Ming memperingatkan bahwa kekerasan yang sedang berlangsung antara militer dan kelompok-kelompok bersenjata pro-demokrasi akan menimbulkan "krisis kemanusiaan." "Tanpa tanggapan internasional yang tegas, terpadu dan cepat, ini bisa dan akan menjadi lebih buruk," kata Ming dalam siaran persnya.
UE sebut putusan sebagai 'kemunduran besar' bagi Myanmar Kepala Kebijakan Luar Negeri Uni Eropa (UE), Josep Borrell, mengatakan pada Senin (06/12) bahwa UE mengecam keras putusan "bermotivasi politik" sebagai "kemunduran besar" bagi demokrasi di Myanmar.
"Ini merupakan langkah lain menuju pembongkaran supremasi hukum dan pelanggaran hak asasi manusia lebih lanjut di Myanmar," kata Borrell dalam sebuah pernyataan.
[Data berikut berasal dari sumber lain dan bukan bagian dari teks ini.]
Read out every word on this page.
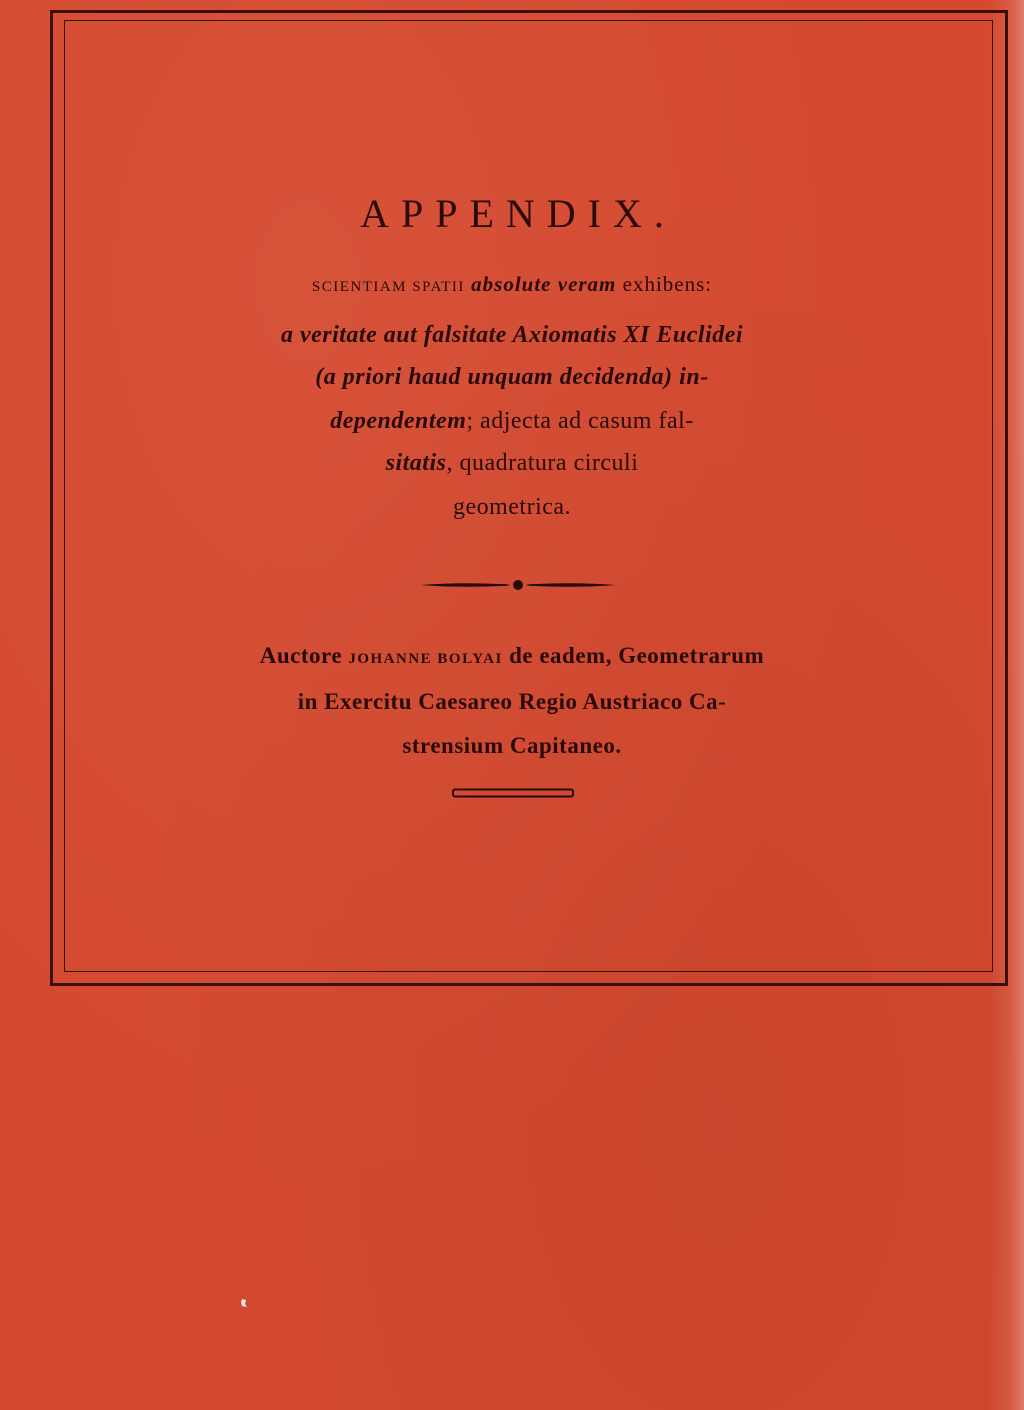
APPENDIX.
SCIENTIAM SPATII absolute veram exhibens:
a veritate aut falsitate Axiomatis XI Euclidei
(a priori haud unquam decidenda) in-
dependentem; adjecta ad casum fal-
sitatis, quadratura circuli
geometrica.
Auctore JOHANNE BOLYAI de eadem, Geometrarum
in Exercitu Caesareo Regio Austriaco Ca-
strensium Capitaneo.
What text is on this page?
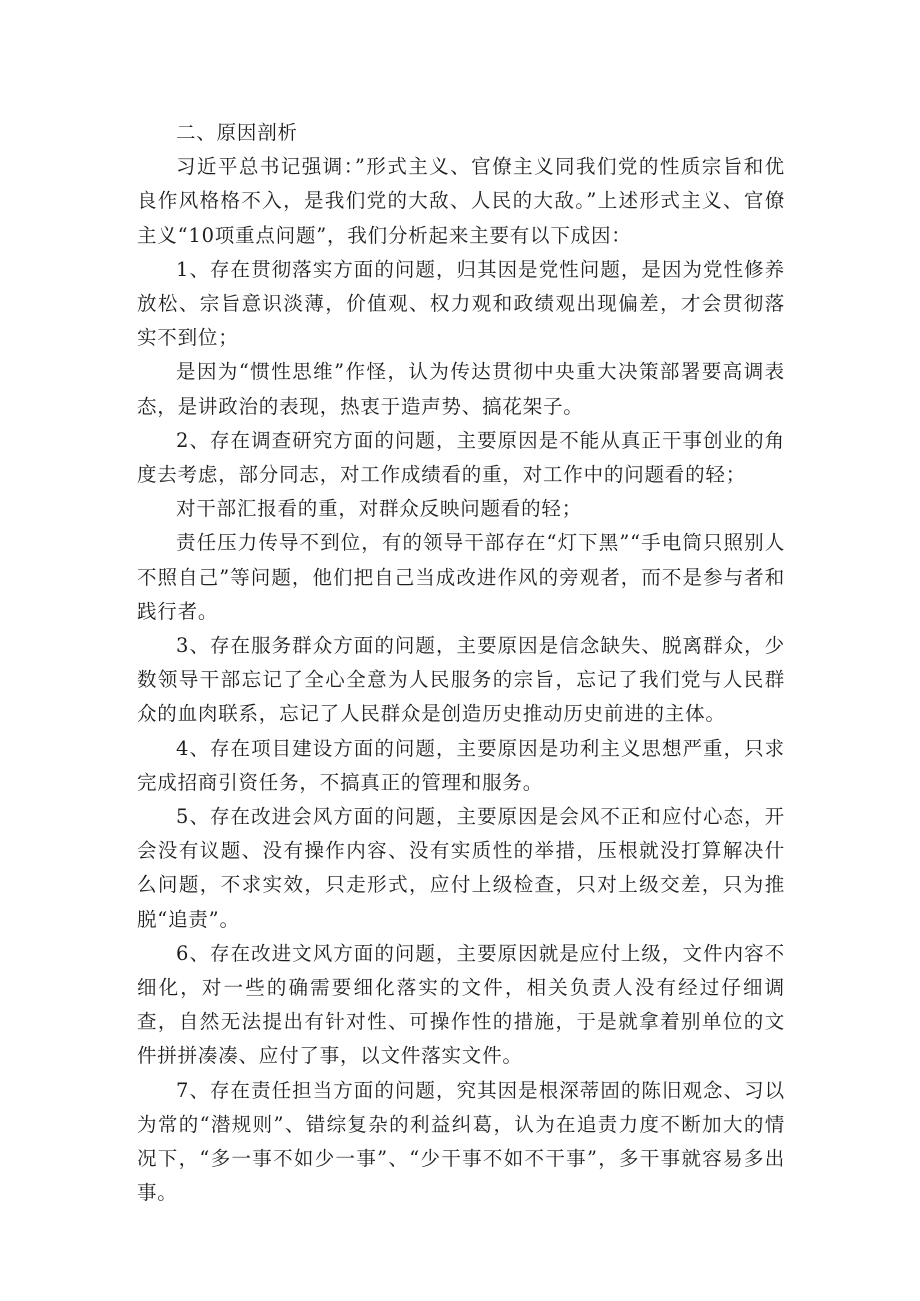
二、原因剖析

习近平总书记强调：”形式主义、官僚主义同我们党的性质宗旨和优良作风格格不入，是我们党的大敌、人民的大敌。”上述形式主义、官僚主义“10项重点问题”，我们分析起来主要有以下成因：

1、存在贯彻落实方面的问题，归其因是党性问题，是因为党性修养放松、宗旨意识淡薄，价值观、权力观和政绩观出现偏差，才会贯彻落实不到位；

是因为“惯性思维”作怪，认为传达贯彻中央重大决策部署要高调表态，是讲政治的表现，热衷于造声势、搞花架子。

2、存在调查研究方面的问题，主要原因是不能从真正干事创业的角度去考虑，部分同志，对工作成绩看的重，对工作中的问题看的轻；

对干部汇报看的重，对群众反映问题看的轻；

责任压力传导不到位，有的领导干部存在“灯下黑”“手电筒只照别人不照自己”等问题，他们把自己当成改进作风的旁观者，而不是参与者和践行者。

3、存在服务群众方面的问题，主要原因是信念缺失、脱离群众，少数领导干部忘记了全心全意为人民服务的宗旨，忘记了我们党与人民群众的血肉联系，忘记了人民群众是创造历史推动历史前进的主体。

4、存在项目建设方面的问题，主要原因是功利主义思想严重，只求完成招商引资任务，不搞真正的管理和服务。

5、存在改进会风方面的问题，主要原因是会风不正和应付心态，开会没有议题、没有操作内容、没有实质性的举措，压根就没打算解决什么问题，不求实效，只走形式，应付上级检查，只对上级交差，只为推脱“追责”。

6、存在改进文风方面的问题，主要原因就是应付上级，文件内容不细化，对一些的确需要细化落实的文件，相关负责人没有经过仔细调查，自然无法提出有针对性、可操作性的措施，于是就拿着别单位的文件拼拼凑凑、应付了事，以文件落实文件。

7、存在责任担当方面的问题，究其因是根深蒂固的陈旧观念、习以为常的“潜规则”、错综复杂的利益纠葛，认为在追责力度不断加大的情况下，“多一事不如少一事”、“少干事不如不干事”，多干事就容易多出事。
Ia menambahkan bahwa tindakan militer menunjukkan "penghinaan total terhadap kehendak rakyat" di Myanmar.
"Rakyat Myanmar sangat menolak kudeta militer dan menunjukkan keinginan mereka yang tak tergoyahkan untuk sebuah negara di mana aturan hukum, hak asasi manusia dan proses demokrasi dihormati, dilindungi, dan dijunjung tinggi," kata Borrell. Aye Min Thant, seorang jurnalis Myanmar yang saat ini berbasis di Bangkok, mengatakan kepada DW bahwa keputusan itu kemungkinan akan memperkuat gerakan pro-demokrasi di negara itu. "Sekarang kita telah melihat pemerintahan paralel muncul, kita telah melihat gerakan pembangkangan sipil yang besar," kata Aye.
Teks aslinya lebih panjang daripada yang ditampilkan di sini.